Tre storie di donne – la madre, la figlia, la figlia della figlia – ambientate in tempi diversi ma raccontate in simultanea sulla scena teatrale. Sono legate dal filo sottile della scelta di vivere o non vivere, in una sorta di “genetica del dolore”. Ne abbiamo discusso venerdì 10 marzo, in un’intensa serata, con Lisa Ferlazzo Natoli, regista insieme ad Alessandro Ferroni dello spettacolo “Anatomia di un suicidio” (al Piccolo Teatro Grassi fino al 19 marzo 2023*) e con Anna Piletti del Piccolo Teatro. Alcune delle e dei presenti lo avevano visto, altre lo vedranno nei prossimi giorni, stimolate dalla profondità del testo della giovane drammaturga inglese Alice Birch, per la prima volta in Italia grazie a un progetto dal gruppo teatrale lacasadargilla.
“Un argomento scabroso, il suicidio, che in questo testo non si traduce in un universo di desolazione ma rappresenta piuttosto la complessità femminile” ha esordito Piletti.
Protagoniste Carol negli anni Settanta, sua figlia Anna negli anni Novanta e sua nipote Bonnie, proiettata nel futuro prossimo del 2030. La prima è in costante relazione depressiva con l’idea del suicidio, che compirà solo dopo aver cresciuto la figlia fino a vent’anni. La seconda, Anna, vede riaprirsi la ferita dell’eredità materna al momento del parto di Bonnie e arriva a un altro, apparentemente casuale, suicidio. Infine c’è Bonnie, determinata a interrompere la catena con la decisione di farsi sterilizzare, “per principio”.
C’è una prima domanda che si è imposta nella discussione: esiste una genetica del suicidio o del dolore? O il Dna non c’entra?
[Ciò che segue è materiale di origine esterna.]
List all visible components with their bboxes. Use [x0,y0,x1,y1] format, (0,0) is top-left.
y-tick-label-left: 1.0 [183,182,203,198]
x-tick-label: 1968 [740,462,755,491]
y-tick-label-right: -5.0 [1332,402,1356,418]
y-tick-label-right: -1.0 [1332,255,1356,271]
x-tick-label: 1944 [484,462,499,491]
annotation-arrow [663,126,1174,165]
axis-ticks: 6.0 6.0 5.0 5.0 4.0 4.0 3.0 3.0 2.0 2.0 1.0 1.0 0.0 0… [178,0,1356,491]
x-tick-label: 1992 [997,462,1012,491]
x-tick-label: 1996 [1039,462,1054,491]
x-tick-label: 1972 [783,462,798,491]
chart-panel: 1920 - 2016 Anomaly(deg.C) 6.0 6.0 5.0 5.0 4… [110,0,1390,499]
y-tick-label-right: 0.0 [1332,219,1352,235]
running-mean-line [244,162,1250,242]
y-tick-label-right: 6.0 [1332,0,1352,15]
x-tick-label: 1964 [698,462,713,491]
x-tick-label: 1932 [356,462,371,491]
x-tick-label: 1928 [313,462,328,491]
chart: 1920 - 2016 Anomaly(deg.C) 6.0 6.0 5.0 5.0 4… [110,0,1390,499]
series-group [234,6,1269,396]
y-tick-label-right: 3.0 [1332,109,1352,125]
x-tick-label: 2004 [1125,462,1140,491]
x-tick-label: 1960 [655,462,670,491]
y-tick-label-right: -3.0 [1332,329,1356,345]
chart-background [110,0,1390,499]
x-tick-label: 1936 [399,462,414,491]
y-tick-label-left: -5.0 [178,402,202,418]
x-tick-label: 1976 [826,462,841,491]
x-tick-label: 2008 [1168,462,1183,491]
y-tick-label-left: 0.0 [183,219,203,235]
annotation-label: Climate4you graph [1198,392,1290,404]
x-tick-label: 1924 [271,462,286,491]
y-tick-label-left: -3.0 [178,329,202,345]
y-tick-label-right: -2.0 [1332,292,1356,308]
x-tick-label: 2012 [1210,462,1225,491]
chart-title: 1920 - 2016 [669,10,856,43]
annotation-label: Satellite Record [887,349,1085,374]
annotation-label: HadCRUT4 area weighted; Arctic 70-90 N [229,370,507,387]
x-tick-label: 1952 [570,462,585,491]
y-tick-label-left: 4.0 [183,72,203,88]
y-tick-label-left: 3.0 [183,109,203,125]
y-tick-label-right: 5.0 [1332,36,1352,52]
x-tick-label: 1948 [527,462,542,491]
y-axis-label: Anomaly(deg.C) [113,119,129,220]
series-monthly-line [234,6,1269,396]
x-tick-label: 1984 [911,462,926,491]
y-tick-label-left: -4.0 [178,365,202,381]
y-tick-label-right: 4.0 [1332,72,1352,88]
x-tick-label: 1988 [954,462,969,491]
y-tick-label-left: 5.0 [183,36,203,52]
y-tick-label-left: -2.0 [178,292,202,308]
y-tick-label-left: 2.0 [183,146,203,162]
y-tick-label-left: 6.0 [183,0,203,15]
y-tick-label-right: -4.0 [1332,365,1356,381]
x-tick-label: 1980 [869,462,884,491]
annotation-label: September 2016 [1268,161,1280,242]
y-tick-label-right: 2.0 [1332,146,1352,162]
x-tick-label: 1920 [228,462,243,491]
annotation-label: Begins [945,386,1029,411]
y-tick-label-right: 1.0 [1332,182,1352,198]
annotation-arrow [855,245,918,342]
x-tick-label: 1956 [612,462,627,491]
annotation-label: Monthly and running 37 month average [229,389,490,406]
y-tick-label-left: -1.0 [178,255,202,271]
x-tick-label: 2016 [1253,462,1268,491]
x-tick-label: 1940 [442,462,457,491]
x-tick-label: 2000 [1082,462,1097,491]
Ciascuno di noi è “magnificamente solo di fronte alle proprie scelte”, ha detto Ferlazzo Natoli. “Ma la psicanalisi ci dice quanto conta la trasmissione di parole e gesti, per esempio nel rapporto madre-figlia”.
Altre domande vengono sollevate, altri temi esplicitati. Anzitutto il confronto con il materno e con la generatività. E ancora la depressione post partum, la solitudine, la relazione con gli uomini, l’anoressia, la cura, il rapporto medico-paziente. Contano molto gli ambienti: l’ospedale, la casa di famiglia che la regista descrive come “quarta protagonista” in scena, il giardino con gli alberi che smetteranno e poi riprenderanno a dare frutti.
“C’è una molteplicità e anche una contraddittorietà nel modo in cui tutte le questioni vengono affrontate” ha detto la regista. “Lo spettacolo, anche per il modo in cui è messo in scena, chiede di abbandonarsi al fatto che non sempre dobbiamo capire. E in ogni caso non consegna risposte”.
La messa in scena può inizialmente disorientare. Le tre protagoniste, insieme ad altri nove attori e attrici, occupano contemporaneamente tre punti del palco in un continuo rimando di voci, di azioni, di relazioni tra i personaggi e tra passato e presente. “Attori e attrici devono costantemente ascoltarsi per entrare in battuta. E ciascuno deve rinunciare a una parte del proprio protagonismo in scena” ha spiegato Ferlazzo Natoli. “Il risultato è un piccolo esperimento di psicologia collettiva possibile solo in un gruppo ben affiatato”.
Grazie dunque a lacasadargilla e un arrivederci al team del Piccolo Teatro, che prosegue un’importante collaborazione con la Casa delle Donne e le sue socie.